CT scans improves the diagnostic accuracy in detecting COVID-19

Source: https://www.medrxiv.org/content/10.1101/2020.05.26.20114082v2

The current method of swabbing the patient for COVID-19 is mostly Nasopharyngeal. This was a retrospective analysis of 324 patients who had RT-PCR testing and HRCT were included in the study. HRCTs were classified as Category 1, 2 or 3. Patients were then divided into four groups based on HRCT category and RT-PCR swab results for analysis.
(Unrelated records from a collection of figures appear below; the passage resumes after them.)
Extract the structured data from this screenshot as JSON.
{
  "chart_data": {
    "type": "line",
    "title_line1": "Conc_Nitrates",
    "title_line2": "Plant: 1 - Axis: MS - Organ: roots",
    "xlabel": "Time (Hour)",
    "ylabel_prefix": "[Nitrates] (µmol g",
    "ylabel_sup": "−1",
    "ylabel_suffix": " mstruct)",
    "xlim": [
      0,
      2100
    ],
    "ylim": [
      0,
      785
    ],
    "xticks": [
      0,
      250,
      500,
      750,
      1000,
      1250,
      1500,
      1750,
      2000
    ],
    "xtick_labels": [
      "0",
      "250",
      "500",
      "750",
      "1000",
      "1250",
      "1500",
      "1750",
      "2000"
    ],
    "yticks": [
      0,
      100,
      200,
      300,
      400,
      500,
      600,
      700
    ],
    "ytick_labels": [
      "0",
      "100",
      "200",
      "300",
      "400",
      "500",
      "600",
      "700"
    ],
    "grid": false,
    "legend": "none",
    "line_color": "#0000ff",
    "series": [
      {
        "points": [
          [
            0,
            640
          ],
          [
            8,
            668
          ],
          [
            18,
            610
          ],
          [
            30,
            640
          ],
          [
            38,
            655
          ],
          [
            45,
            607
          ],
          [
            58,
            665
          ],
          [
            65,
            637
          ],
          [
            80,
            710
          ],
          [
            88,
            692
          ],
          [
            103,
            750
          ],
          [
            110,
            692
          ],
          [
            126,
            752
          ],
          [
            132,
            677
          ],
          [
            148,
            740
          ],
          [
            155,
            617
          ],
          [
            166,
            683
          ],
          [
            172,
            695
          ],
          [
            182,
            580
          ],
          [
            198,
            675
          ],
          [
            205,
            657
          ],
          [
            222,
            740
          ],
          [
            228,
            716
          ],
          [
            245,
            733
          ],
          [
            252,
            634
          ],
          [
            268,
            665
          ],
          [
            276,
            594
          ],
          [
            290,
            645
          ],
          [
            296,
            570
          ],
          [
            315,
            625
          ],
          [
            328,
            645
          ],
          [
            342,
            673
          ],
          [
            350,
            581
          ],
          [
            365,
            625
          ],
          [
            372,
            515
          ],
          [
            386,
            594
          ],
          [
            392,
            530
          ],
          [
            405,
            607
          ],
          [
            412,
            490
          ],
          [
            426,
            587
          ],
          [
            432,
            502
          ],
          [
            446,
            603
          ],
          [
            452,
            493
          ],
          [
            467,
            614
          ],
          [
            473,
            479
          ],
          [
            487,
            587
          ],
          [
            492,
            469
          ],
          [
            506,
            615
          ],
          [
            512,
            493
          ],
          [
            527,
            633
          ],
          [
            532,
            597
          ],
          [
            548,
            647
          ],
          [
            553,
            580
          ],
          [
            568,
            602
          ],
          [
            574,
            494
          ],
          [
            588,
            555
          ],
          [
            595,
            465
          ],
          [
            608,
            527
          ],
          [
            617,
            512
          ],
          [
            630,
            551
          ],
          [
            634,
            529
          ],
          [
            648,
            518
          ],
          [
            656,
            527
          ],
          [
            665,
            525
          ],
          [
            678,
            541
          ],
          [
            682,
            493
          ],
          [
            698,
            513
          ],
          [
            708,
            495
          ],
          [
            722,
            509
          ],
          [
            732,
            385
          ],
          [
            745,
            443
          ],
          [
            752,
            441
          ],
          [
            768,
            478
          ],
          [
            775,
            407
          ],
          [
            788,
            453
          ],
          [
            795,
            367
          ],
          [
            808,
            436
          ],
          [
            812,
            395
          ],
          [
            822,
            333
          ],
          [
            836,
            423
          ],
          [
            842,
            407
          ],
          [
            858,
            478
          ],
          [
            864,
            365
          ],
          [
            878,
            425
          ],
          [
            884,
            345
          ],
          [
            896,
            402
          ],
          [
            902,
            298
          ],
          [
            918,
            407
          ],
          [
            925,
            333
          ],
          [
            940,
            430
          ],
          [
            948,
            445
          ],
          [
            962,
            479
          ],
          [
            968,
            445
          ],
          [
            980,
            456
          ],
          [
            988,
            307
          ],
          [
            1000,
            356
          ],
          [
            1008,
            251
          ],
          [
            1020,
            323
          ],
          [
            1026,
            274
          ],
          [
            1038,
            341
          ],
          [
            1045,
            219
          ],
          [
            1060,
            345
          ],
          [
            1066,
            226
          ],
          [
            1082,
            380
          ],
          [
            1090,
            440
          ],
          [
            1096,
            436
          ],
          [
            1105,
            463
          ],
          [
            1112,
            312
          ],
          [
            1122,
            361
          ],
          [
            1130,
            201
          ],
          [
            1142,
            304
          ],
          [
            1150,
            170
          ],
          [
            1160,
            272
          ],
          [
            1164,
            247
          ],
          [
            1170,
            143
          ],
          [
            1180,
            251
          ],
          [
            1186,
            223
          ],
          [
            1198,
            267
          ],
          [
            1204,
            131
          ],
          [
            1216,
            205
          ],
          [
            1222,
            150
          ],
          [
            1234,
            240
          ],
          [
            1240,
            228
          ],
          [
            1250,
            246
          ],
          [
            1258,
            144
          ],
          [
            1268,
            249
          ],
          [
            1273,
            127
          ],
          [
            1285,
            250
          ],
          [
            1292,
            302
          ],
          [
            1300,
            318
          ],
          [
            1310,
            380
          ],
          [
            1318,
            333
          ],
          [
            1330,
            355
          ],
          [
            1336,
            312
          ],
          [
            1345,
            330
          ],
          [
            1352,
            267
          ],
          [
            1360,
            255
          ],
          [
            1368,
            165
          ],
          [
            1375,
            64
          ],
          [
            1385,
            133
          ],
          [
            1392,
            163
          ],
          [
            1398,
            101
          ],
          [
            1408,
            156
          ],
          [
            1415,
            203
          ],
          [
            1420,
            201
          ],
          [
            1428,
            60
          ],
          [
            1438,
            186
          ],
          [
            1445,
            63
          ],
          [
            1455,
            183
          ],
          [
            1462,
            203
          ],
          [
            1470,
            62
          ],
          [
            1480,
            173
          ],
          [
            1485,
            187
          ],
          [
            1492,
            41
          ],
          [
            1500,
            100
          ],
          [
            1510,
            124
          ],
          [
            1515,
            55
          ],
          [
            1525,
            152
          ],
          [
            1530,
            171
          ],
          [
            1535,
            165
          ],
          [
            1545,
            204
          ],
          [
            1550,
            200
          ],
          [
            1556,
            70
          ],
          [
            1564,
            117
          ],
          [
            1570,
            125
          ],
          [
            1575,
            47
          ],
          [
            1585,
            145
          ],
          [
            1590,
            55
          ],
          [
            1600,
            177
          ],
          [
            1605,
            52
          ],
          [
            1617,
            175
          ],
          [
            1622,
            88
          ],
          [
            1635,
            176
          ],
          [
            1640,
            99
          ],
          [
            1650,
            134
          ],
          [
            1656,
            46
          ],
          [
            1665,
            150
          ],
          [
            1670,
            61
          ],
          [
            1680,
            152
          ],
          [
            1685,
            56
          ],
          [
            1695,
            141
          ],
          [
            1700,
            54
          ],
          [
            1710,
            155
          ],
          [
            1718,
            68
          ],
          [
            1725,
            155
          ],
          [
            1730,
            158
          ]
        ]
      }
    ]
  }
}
Category 1: consistent with multifocal pneumonia

Category 2: indeterminate for multifocal pneumonia

Category 3: not consistent with multifocal pneumonia

Group 1: COVID (+) PCR and Category 1 CT scan

Group 2: COVID (+) PCR and Category 2 and 3 CT scan

Group 3: COVID (-) PCR and Category 1 CT scan

Group 4: COVID (-) PCR and Category 2 and 3 CT scan

The study’s finding are the following

A total of 161 patients tested positive by RT-PCR, while 156 were negative. 167 patients (52.02%) had Category 1 HRCT scans, 63 (19.63 %) had Category 2 scans and 91 (28.3%) had Category 3 scans. Sensitivity and specificity of HRCT was 77.6% and 73.7 respectively. The positive predictive value and negative predictive values of HRCT for COVID-19 were calculated at 75.3% and 76.2% respectively. Overall, 41 patients were diagnosed via HRCT and 168 via RTPCR swabs. Thus, 20% of total COVID cases that were declared negative by RT-PCR swab had characteristic findings of COVID-19 infection by HRCT.

Bottom Line:

In the retrospective analysis of different research papers, this summarizes that any individual who have the symptoms of COVID-19 and the RT-PCR test results yield negative, there is a good chance that the ailment in a patient could imply the opposite. One should consider the CT scan results, CO-RADs classification and take the decision of treatment accordingly.